Engine	Center of gravity	Best for	Main caution
vLLM	Continuous batching, PagedAttention, OpenAI-compatible serving	High-concurrency NVIDIA serving	Python/runtime overhead at tiny batch
TGI	HuggingFace ecosystem and deployment ergonomics	HF-centric teams	Peak throughput can lag specialized stacks
llama.cpp	GGUF, CPU/Metal/CUDA local inference	Local, edge, Apple, oversized models	Not the high-concurrency GPU throughput king
MLX-LM	Apple Silicon native arrays and unified memory	Mac-native experimentation	Apple-only
TensorRT-LLM	NVIDIA kernel fusion and compiled engines	Maximum NVIDIA throughput	Complex build and shape planning
SGLang	RadixAttention and structured generation runtime	Agentic/structured serving	Smaller operational footprint

Start from constraints, then pick the engine family.

Do Not Invent Benchmarks

A professional page starts benchmark cells as TBD.

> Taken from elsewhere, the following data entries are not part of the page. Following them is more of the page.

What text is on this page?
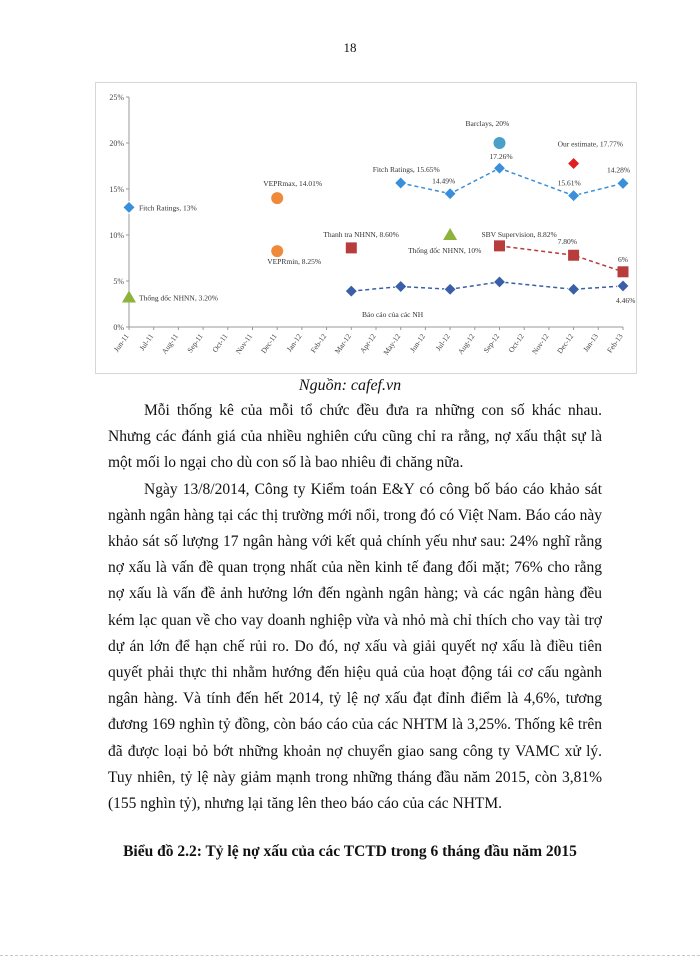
18
0%
5%
10%
15%
20%
25%
Jun-11 Jul-11 Aug-11 Sep-11 Oct-11 Nov-11 Dec-11 Jan-12 Feb-12 Mar-12 Apr-12 May-12 Jun-12 Jul-12 Aug-12 Sep-12 Oct-12 Nov-12 Dec-12 Jan-13 Feb-13
Fitch Ratings, 13%
Thống đốc NHNN, 3.20%
VEPRmax, 14.01%
VEPRmin, 8.25%
Thanh tra NHNN, 8.60%
Fitch Ratings, 15.65%
14.49%
Thống đốc NHNN, 10%
Barclays, 20%
17.26%
SBV Supervision, 8.82%
Our estimate, 17.77%
15.61%
7.80%
14.28%
6%
4.46%
Báo cáo của các NH
Nguồn: cafef.vn

Mỗi thống kê của mỗi tổ chức đều đưa ra những con số khác nhau. Nhưng các đánh giá của nhiều nghiên cứu cũng chỉ ra rằng, nợ xấu thật sự là một mối lo ngại cho dù con số là bao nhiêu đi chăng nữa.

Ngày 13/8/2014, Công ty Kiểm toán E&Y có công bố báo cáo khảo sát ngành ngân hàng tại các thị trường mới nổi, trong đó có Việt Nam. Báo cáo này khảo sát số lượng 17 ngân hàng với kết quả chính yếu như sau: 24% nghĩ rằng nợ xấu là vấn đề quan trọng nhất của nền kinh tế đang đối mặt; 76% cho rằng nợ xấu là vấn đề ảnh hưởng lớn đến ngành ngân hàng; và các ngân hàng đều kém lạc quan về cho vay doanh nghiệp vừa và nhỏ mà chỉ thích cho vay tài trợ dự án lớn để hạn chế rủi ro. Do đó, nợ xấu và giải quyết nợ xấu là điều tiên quyết phải thực thi nhằm hướng đến hiệu quả của hoạt động tái cơ cấu ngành ngân hàng. Và tính đến hết 2014, tỷ lệ nợ xấu đạt đỉnh điểm là 4,6%, tương đương 169 nghìn tỷ đồng, còn báo cáo của các NHTM là 3,25%. Thống kê trên đã được loại bỏ bớt những khoản nợ chuyển giao sang công ty VAMC xử lý. Tuy nhiên, tỷ lệ này giảm mạnh trong những tháng đầu năm 2015, còn 3,81% (155 nghìn tỷ), nhưng lại tăng lên theo báo cáo của các NHTM.

Biểu đồ 2.2: Tỷ lệ nợ xấu của các TCTD trong 6 tháng đầu năm 2015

Benchmark numbers are hardware-, model-, quantization-, prompt-, and concurrency-dependent. A professional course page should not pretend one table applies everywhere. The notebook therefore creates a measurement template with TBD cells. Fill it on your machine.

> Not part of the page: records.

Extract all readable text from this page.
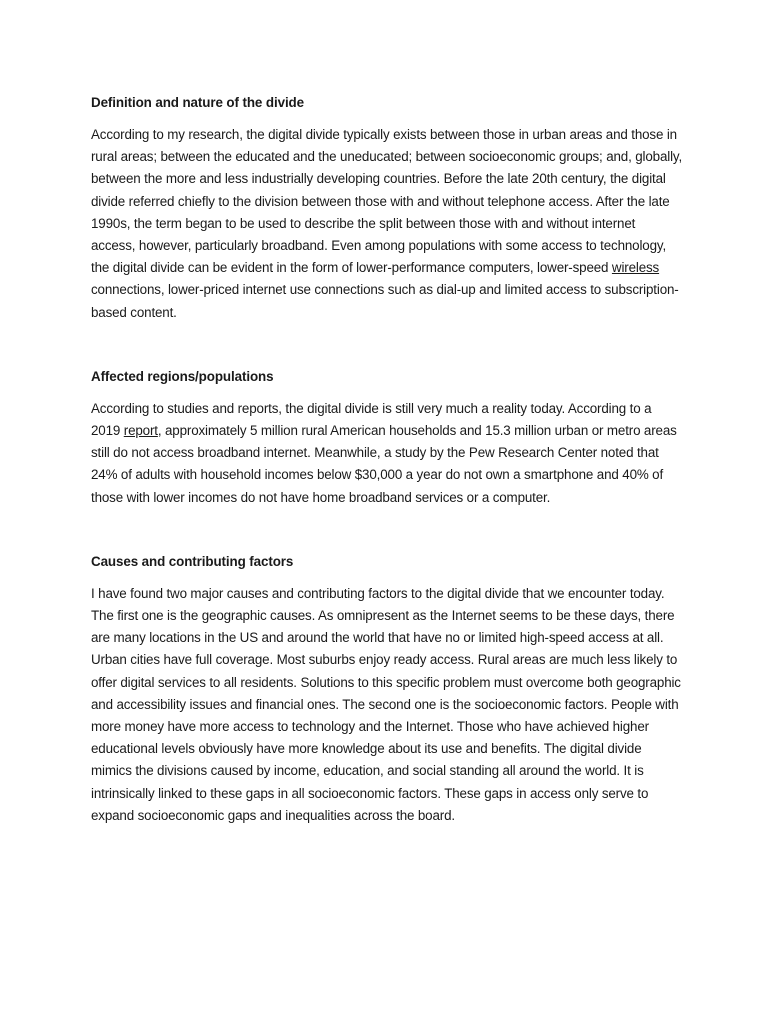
Definition and nature of the divide

According to my research, the digital divide typically exists between those in urban areas and those in rural areas; between the educated and the uneducated; between socioeconomic groups; and, globally, between the more and less industrially developing countries. Before the late 20th century, the digital divide referred chiefly to the division between those with and without telephone access. After the late 1990s, the term began to be used to describe the split between those with and without internet access, however, particularly broadband. Even among populations with some access to technology, the digital divide can be evident in the form of lower-performance computers, lower-speed wireless connections, lower-priced internet use connections such as dial-up and limited access to subscription-based content.

Affected regions/populations

According to studies and reports, the digital divide is still very much a reality today. According to a 2019 report, approximately 5 million rural American households and 15.3 million urban or metro areas still do not access broadband internet. Meanwhile, a study by the Pew Research Center noted that 24% of adults with household incomes below $30,000 a year do not own a smartphone and 40% of those with lower incomes do not have home broadband services or a computer.

Causes and contributing factors

I have found two major causes and contributing factors to the digital divide that we encounter today. The first one is the geographic causes. As omnipresent as the Internet seems to be these days, there are many locations in the US and around the world that have no or limited high-speed access at all. Urban cities have full coverage. Most suburbs enjoy ready access. Rural areas are much less likely to offer digital services to all residents. Solutions to this specific problem must overcome both geographic and accessibility issues and financial ones. The second one is the socioeconomic factors. People with more money have more access to technology and the Internet. Those who have achieved higher educational levels obviously have more knowledge about its use and benefits. The digital divide mimics the divisions caused by income, education, and social standing all around the world. It is intrinsically linked to these gaps in all socioeconomic factors. These gaps in access only serve to expand socioeconomic gaps and inequalities across the board.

Different engines emphasize different parts of the optimization stack.

Feature Matrix

Feature checklists are maps, not proof.

Feature	vLLM	TGI	llama.cpp	MLX-LM	TensorRT-LLM	SGLang
Continuous batching	Yes	Yes	Limited/dynamic	Local loop	In-flight	Yes
Paged/prefix KV	Yes	Evolving	Direct/local	Direct/local	Yes	Radix/prefix
Quantization	GPTQ/AWQ/FP8 paths	HF quant paths	GGUF K-quants	MLX quant	FP8/INT4/AWQ	Engine-dependent
Best hardware	NVIDIA	NVIDIA	CPU/Metal/CUDA	Apple Silicon	NVIDIA	NVIDIA

Professional benchmarking records measurements from your hardware, not copied guesses.

Benchmark Harness

Record the workload, not just the result.

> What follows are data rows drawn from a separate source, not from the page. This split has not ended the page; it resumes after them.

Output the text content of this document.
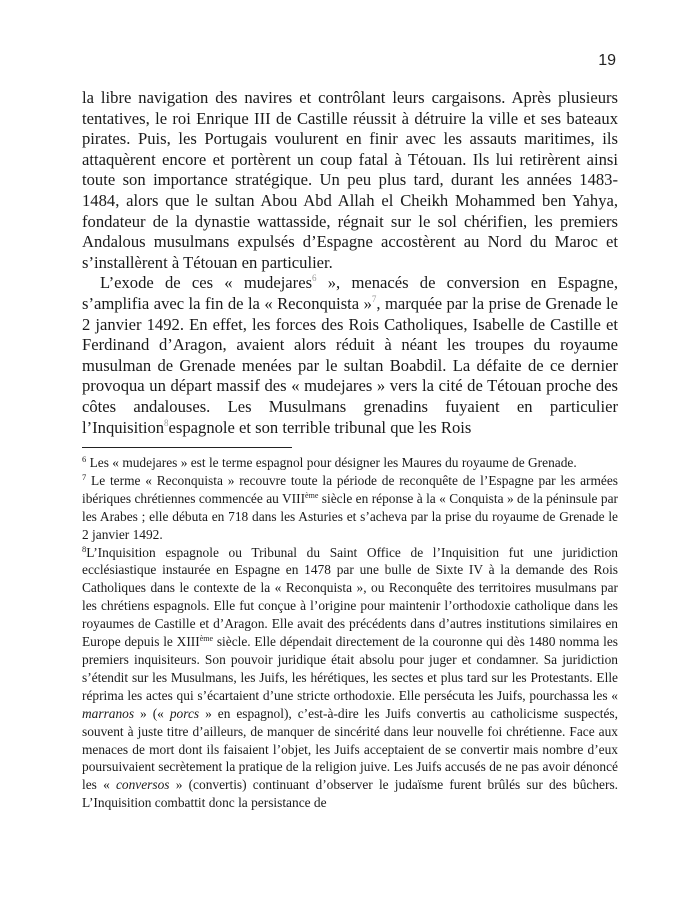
19

la libre navigation des navires et contrôlant leurs cargaisons. Après plusieurs tentatives, le roi Enrique III de Castille réussit à détruire la ville et ses bateaux pirates. Puis, les Portugais voulurent en finir avec les assauts maritimes, ils attaquèrent encore et portèrent un coup fatal à Tétouan. Ils lui retirèrent ainsi toute son importance stratégique. Un peu plus tard, durant les années 1483-1484, alors que le sultan Abou Abd Allah el Cheikh Mohammed ben Yahya, fondateur de la dynastie wattasside, régnait sur le sol chérifien, les premiers Andalous musulmans expulsés d’Espagne accostèrent au Nord du Maroc et s’installèrent à Tétouan en particulier.

L’exode de ces « mudejares$^6$ », menacés de conversion en Espagne, s’amplifia avec la fin de la « Reconquista »$^7$, marquée par la prise de Grenade le 2 janvier 1492. En effet, les forces des Rois Catholiques, Isabelle de Castille et Ferdinand d’Aragon, avaient alors réduit à néant les troupes du royaume musulman de Grenade menées par le sultan Boabdil. La défaite de ce dernier provoqua un départ massif des « mudejares » vers la cité de Tétouan proche des côtes andalouses. Les Musulmans grenadins fuyaient en particulier l’Inquisition$^8$espagnole et son terrible tribunal que les Rois

$^6$ Les « mudejares » est le terme espagnol pour désigner les Maures du royaume de Grenade.

$^7$ Le terme « Reconquista » recouvre toute la période de reconquête de l’Espagne par les armées ibériques chrétiennes commencée au VIIIème siècle en réponse à la « Conquista » de la péninsule par les Arabes ; elle débuta en 718 dans les Asturies et s’acheva par la prise du royaume de Grenade le 2 janvier 1492.

$^8$L’Inquisition espagnole ou Tribunal du Saint Office de l’Inquisition fut une juridiction ecclésiastique instaurée en Espagne en 1478 par une bulle de Sixte IV à la demande des Rois Catholiques dans le contexte de la « Reconquista », ou Reconquête des territoires musulmans par les chrétiens espagnols. Elle fut conçue à l’origine pour maintenir l’orthodoxie catholique dans les royaumes de Castille et d’Aragon. Elle avait des précédents dans d’autres institutions similaires en Europe depuis le XIIIème siècle. Elle dépendait directement de la couronne qui dès 1480 nomma les premiers inquisiteurs. Son pouvoir juridique était absolu pour juger et condamner. Sa juridiction s’étendit sur les Musulmans, les Juifs, les hérétiques, les sectes et plus tard sur les Protestants. Elle réprima les actes qui s’écartaient d’une stricte orthodoxie. Elle persécuta les Juifs, pourchassa les « marranos » (« porcs » en espagnol), c’est-à-dire les Juifs convertis au catholicisme suspectés, souvent à juste titre d’ailleurs, de manquer de sincérité dans leur nouvelle foi chrétienne. Face aux menaces de mort dont ils faisaient l’objet, les Juifs acceptaient de se convertir mais nombre d’eux poursuivaient secrètement la pratique de la religion juive. Les Juifs accusés de ne pas avoir dénoncé les « conversos » (convertis) continuant d’observer le judaïsme furent brûlés sur des bûchers. L’Inquisition combattit donc la persistance de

Each row should include engine, version, model, quantization, hardware, concurrency, prompt_tokens, output_tokens, ttft_ms, tok_per_s, peak_mem_gb, notes. Run batch size or concurrency [1, 4, 8, 16] where the engine supports it.

Memory strategy changes how much useful work fits into the same window.

How to Read Results

The winner depends on the shape of traffic.

At batch 1, launch overhead, sampling, and memory bandwidth matter. At high concurrency, scheduler quality and KV memory management dominate. The winner is the engine that satisfies your deployment constraint with measured headroom.

A repeatable harness matters more than a single impressive run.

Did You Know?

A detail worth remembering.

TensorRT-LLM often wins peak NVIDIA throughput because it turns model execution into compiled engine plans, but that same compilation step is why it feels heavier than Python-first engines.

Exercise

Build the habit with code.

Pick two engines that run on your hardware.
Use the notebook schema to record version, model, quantization, prompt length, output length, TTFT, throughput, and memory.
Run at least three concurrency or batch settings.
Write one page explaining which engine you would deploy and what constraint drove the choice.

Self-Check

Answer these from memory.

Why should benchmark cells start as TBD? Because performance must be measured on the actual hardware/model/request shape.
When is TensorRT-LLM worth its complexity? When NVIDIA throughput at scale matters enough to justify compile and deployment friction.
Why is llama.cpp strong locally? GGUF and mature CPU/Metal paths make it practical on consumer hardware.
What does SGLang add conceptually? Runtime support for structured generation and prefix sharing.
What is a fair engine comparison? Same model, quantization, prompts, output lengths, hardware, warmup, and metrics.